Giving a voice to women is something both Diamant’s novel and Lifetime’s on-screen adapatation work hard to do. We see sisters Rachel and Leah embrace their roles as mothers and midwives, imparting wisdom to their daughters. The symbolic red tent becomes a safe haven for the women, a place uniquely their own where they share the secrets of womanhood, counsel each other in times of need and, for a time at least, are the deciders of their own fate.

In a time when women’s choices were made for them, Diamant gives characters like Dinah and Rachel a chance to decide for themselves. It’s that freedom and indepence that drew actress Morena Baccarin to the role of Jacob’s favored wife:

[Rachel] is very impassioned by love and romance. She’s just a very sort of heart-driven person and I liked that.” Playing a strong, self-assertive woman like Rachel was a plus for the actress. “That is an important thing and I think it’s an important thing to have out there.”

Though these stories may have originally been based off of text from the Bible, Diamant makes it clear that her novel is just that, a creative piece of work all her own. “This is a work of fiction – not biblical commentary.
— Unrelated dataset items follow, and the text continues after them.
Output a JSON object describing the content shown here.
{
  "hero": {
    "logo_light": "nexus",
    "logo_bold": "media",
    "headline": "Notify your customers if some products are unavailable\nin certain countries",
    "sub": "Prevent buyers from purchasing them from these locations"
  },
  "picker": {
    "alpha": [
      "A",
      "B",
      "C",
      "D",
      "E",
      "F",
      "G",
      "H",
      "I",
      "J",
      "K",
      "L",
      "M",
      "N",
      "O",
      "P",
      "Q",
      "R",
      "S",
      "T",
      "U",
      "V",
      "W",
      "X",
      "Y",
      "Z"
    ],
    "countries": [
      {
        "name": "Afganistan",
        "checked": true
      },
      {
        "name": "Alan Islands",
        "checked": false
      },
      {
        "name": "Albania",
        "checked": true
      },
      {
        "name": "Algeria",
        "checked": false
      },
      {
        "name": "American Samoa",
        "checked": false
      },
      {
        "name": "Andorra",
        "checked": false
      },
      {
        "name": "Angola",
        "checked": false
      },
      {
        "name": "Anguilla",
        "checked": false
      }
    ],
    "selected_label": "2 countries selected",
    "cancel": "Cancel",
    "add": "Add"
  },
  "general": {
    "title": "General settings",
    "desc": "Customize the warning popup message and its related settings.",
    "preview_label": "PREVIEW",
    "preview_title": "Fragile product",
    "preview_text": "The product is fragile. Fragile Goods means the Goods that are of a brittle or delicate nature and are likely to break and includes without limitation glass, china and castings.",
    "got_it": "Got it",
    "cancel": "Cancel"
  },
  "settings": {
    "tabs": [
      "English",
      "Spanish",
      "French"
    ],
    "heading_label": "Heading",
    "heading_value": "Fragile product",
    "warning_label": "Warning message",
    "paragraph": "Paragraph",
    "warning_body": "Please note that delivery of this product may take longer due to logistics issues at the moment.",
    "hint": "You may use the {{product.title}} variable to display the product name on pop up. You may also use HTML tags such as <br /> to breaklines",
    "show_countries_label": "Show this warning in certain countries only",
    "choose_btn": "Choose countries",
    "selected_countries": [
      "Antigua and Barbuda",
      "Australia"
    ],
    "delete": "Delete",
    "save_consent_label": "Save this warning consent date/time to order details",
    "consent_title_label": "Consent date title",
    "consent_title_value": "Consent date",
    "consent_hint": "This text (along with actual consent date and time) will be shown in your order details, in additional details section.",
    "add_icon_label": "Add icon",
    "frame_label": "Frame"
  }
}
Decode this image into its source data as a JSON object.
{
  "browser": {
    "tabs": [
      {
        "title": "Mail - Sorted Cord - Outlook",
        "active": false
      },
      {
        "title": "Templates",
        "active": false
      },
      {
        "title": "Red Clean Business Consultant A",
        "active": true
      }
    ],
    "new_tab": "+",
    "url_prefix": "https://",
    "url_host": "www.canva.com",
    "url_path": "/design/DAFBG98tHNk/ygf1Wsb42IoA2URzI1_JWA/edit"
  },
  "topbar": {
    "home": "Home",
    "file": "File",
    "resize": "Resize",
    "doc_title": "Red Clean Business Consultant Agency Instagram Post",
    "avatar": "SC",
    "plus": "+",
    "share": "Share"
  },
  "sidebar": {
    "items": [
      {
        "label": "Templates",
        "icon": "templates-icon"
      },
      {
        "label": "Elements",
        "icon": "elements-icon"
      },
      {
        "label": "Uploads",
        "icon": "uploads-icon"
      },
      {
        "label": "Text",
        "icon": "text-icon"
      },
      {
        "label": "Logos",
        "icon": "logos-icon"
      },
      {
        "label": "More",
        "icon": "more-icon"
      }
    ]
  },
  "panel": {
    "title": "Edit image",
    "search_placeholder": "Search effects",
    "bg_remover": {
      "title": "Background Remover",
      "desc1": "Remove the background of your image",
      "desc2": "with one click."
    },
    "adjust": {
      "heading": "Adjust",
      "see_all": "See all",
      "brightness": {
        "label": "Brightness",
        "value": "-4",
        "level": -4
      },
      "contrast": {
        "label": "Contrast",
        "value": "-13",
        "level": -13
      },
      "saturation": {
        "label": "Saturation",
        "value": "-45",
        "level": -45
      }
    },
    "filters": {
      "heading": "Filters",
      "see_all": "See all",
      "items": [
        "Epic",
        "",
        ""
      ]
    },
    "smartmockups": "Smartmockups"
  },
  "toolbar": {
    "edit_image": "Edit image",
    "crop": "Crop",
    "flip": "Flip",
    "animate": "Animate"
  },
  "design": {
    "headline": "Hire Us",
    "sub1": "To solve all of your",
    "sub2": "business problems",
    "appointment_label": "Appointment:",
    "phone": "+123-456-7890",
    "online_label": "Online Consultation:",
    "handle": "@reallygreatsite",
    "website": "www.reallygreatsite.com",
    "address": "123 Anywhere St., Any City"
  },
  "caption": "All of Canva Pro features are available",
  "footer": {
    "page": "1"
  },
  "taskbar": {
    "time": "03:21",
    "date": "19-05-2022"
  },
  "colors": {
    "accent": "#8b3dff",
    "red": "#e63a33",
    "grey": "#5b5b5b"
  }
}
My goal was not to 'novelize' Scripture, but to tell a compelling story of my own invention, based upon it.”

Compelling may be the perfect word to describe the new minseries. Sweeping landscapes, powerful storytelling and captivating performances by its award-winning cast all serve to bring the story to life. In this version, the characters we grew up learning about in Sunday school or in sermons aren’t infalliable perfect beings but rather flawed followers. We see the struggles of Jacob who works to hold onto his faith while making the right decisions as a father. We see Dinah suffer at the hands of people she trusts, thrown into varying forms of slavery and finally, granted the freedom to truly be herself. We see Rachel and Leah’s relationship as messy, complicated and fraught with tension but also as one full of love and loyalty.

Ultimately, Diamant hopes that The Red Tent will give a voice to the lost, to the unwritten women who no doubt had a role in making the history we now base our faith on. And it’s stories like Diamant’s and shows like The Red Tent that spark conversations on faith and history, and that's a great thing.

The Red Tent airs Dec. 7 & 8 on Lifetime.